Most existing DiffBind
scripts and saved objects will
run correctly using version 3.0, but there may be differences
in the results.
This section describes how to approximate earlier results for existing scripts and objects.
If a DBA
object was created with an earlier version of
DiffBind
, and saved using the dba.save
function, and loaded using the dba.load
function,
all settings should be preserved, such that running the analysis anew
will yield the same results.
In order to re-run the analysis using the post-version 3.0 settings,
the original script should be used to re-create the DBA
object.
By default, if you re-run a DiffBind
script, it will use the
new defaults from version 3.0 and beyond.

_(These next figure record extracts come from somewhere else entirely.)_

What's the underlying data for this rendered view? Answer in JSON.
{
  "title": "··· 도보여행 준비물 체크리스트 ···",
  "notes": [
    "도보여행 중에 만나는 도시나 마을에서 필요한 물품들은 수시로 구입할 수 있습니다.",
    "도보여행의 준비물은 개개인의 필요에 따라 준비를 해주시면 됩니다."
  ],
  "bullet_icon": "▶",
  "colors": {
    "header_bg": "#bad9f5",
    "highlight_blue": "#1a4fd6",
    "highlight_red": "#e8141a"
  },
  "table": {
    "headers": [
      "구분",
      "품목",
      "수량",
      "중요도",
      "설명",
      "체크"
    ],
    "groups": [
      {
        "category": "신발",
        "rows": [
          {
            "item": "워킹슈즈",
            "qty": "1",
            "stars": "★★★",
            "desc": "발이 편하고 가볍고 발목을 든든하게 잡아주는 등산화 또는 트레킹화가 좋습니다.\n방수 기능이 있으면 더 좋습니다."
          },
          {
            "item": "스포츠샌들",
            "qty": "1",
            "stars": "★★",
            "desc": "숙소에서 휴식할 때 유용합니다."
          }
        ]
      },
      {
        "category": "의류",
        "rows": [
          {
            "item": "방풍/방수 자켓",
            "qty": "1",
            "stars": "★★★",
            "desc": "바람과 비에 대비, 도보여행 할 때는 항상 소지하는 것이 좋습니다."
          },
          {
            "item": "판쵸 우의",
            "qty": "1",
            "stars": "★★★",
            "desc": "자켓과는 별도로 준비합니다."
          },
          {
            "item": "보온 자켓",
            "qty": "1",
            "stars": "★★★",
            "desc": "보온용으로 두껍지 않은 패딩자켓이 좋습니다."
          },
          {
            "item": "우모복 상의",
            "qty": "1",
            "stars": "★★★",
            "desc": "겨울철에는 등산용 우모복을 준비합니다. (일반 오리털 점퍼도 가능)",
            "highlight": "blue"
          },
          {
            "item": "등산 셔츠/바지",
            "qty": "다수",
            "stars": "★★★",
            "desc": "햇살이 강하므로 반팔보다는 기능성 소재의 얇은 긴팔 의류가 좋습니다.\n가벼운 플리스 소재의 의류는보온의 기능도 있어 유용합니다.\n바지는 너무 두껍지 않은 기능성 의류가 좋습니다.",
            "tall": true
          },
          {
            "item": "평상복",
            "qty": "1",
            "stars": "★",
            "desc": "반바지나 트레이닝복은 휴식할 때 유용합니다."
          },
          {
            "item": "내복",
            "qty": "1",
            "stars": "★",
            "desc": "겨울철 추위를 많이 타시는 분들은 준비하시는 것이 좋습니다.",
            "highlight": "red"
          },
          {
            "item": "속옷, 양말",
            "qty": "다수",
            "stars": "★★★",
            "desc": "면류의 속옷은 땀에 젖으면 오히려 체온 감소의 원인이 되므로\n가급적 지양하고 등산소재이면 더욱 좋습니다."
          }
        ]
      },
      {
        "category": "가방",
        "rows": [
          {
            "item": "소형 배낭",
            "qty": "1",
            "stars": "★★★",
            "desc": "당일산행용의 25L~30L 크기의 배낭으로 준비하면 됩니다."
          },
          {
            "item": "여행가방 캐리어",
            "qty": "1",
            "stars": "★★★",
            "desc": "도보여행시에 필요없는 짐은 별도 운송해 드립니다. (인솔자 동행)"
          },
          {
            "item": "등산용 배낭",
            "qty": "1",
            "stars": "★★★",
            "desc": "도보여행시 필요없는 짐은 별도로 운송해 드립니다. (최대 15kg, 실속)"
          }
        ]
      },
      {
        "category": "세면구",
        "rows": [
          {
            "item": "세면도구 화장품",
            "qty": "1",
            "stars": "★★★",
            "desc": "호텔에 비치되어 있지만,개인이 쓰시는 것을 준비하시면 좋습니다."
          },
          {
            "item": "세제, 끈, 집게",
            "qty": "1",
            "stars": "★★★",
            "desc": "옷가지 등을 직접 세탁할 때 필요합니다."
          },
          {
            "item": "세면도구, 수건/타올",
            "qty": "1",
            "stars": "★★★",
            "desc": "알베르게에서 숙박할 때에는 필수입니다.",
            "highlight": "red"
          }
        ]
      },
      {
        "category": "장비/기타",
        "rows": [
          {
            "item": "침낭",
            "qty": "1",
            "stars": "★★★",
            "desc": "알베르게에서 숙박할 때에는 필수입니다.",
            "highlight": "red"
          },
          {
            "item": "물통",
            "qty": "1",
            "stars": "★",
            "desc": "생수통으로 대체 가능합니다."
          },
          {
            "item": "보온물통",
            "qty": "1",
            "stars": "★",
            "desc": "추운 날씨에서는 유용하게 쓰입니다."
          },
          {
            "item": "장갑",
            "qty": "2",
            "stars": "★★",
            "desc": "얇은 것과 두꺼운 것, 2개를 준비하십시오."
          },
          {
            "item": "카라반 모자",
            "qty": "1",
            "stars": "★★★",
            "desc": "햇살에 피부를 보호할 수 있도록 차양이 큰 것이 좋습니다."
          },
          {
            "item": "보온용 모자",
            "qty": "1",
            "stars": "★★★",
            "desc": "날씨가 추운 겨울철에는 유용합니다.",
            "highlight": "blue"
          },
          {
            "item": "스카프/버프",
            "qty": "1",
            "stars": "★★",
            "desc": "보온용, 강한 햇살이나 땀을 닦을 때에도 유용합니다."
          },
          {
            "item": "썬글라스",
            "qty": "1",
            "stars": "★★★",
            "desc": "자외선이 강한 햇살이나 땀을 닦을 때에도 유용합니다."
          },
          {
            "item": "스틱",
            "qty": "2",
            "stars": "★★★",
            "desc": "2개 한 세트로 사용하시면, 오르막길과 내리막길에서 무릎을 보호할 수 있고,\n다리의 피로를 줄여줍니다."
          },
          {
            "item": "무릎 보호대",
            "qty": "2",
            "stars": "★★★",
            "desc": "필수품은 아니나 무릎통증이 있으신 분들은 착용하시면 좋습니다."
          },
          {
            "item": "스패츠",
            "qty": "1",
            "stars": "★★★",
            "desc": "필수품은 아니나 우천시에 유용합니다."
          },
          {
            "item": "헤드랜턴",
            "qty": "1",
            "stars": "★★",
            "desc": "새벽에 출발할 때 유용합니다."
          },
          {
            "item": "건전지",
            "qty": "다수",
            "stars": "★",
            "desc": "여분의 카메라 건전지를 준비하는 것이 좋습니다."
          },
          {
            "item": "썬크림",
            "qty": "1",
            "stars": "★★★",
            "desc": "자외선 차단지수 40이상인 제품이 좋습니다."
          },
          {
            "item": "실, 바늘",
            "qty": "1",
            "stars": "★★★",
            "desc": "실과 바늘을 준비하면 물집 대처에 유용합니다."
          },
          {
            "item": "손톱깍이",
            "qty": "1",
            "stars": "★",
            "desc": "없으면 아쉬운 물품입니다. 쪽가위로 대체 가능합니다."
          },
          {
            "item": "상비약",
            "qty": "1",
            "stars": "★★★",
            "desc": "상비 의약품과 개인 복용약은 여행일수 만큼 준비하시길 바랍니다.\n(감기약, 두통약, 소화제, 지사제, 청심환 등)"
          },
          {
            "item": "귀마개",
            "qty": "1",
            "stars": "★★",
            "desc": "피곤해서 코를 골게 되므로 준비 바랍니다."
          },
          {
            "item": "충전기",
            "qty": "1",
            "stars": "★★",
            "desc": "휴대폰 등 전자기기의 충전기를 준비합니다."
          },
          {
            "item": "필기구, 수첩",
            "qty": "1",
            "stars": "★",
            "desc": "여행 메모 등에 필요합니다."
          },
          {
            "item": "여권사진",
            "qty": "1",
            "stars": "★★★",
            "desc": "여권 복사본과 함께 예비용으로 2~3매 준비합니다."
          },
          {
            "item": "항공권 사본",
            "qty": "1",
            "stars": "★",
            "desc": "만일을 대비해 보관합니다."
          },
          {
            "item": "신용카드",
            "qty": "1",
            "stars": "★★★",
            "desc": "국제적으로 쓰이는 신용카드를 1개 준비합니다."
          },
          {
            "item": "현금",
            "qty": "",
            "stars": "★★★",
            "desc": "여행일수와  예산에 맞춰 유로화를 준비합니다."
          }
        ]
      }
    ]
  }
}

In order to re-analyze an experiment in the pre-version 3.0 mode,
a number of defaults need to be changed.
When calling dba.count
, the following defaults are changed:
summits
: This parameter is now set by default. Setting
summits=FALSE
will preempt re-centering each
peak interval around its point of highest pileup.
filter
: The new default for this parameter is 1
and is based on RPKM
values; previously
it was set to filter=0
and was based on read counts.
minCount
: This is a new parameter representing a minimum read count value.
It now default to 0
;
to get the previous behavior, set minCount=1
.
The easiest way to perform subsequent processing in a pre-version 3.0 manner is to set a configuration option:
DBA$config$design <- FALSE
This will result in the appropriate defaults being set for
the new interface function, dba.normalize
(which
does not need to be invoked explicitly.)
The pre-version 3.0 settings for dba.normalize
parameters
are as follows:
normalize
: DBA_NORM_DEFAULT
library
: DBA_LIBSIZE_FULL
background
: FALSE
Note that two parameters that used to be available when calling
dba.analyze
have been moved:
bSubControl
: now integrated into dba.count
. FALSE
by default (unless a greylist has
been added using dba.blacklist
).
bFullLibrarySize
: now integrated into
dba.normalize
as an option for the library
parameter.
library=DBA_LIBSIZE_FULL
is equivalent to bFullLibrarySize=TRUE
,
and library=DBA_LIBSIZE_PEAKREADS
is equivalent to
bFullLibrarySize=FALSE
.
Rory Stark
The DiffBind
vignette has been updated to show how to
analyze experiments using version 3.0.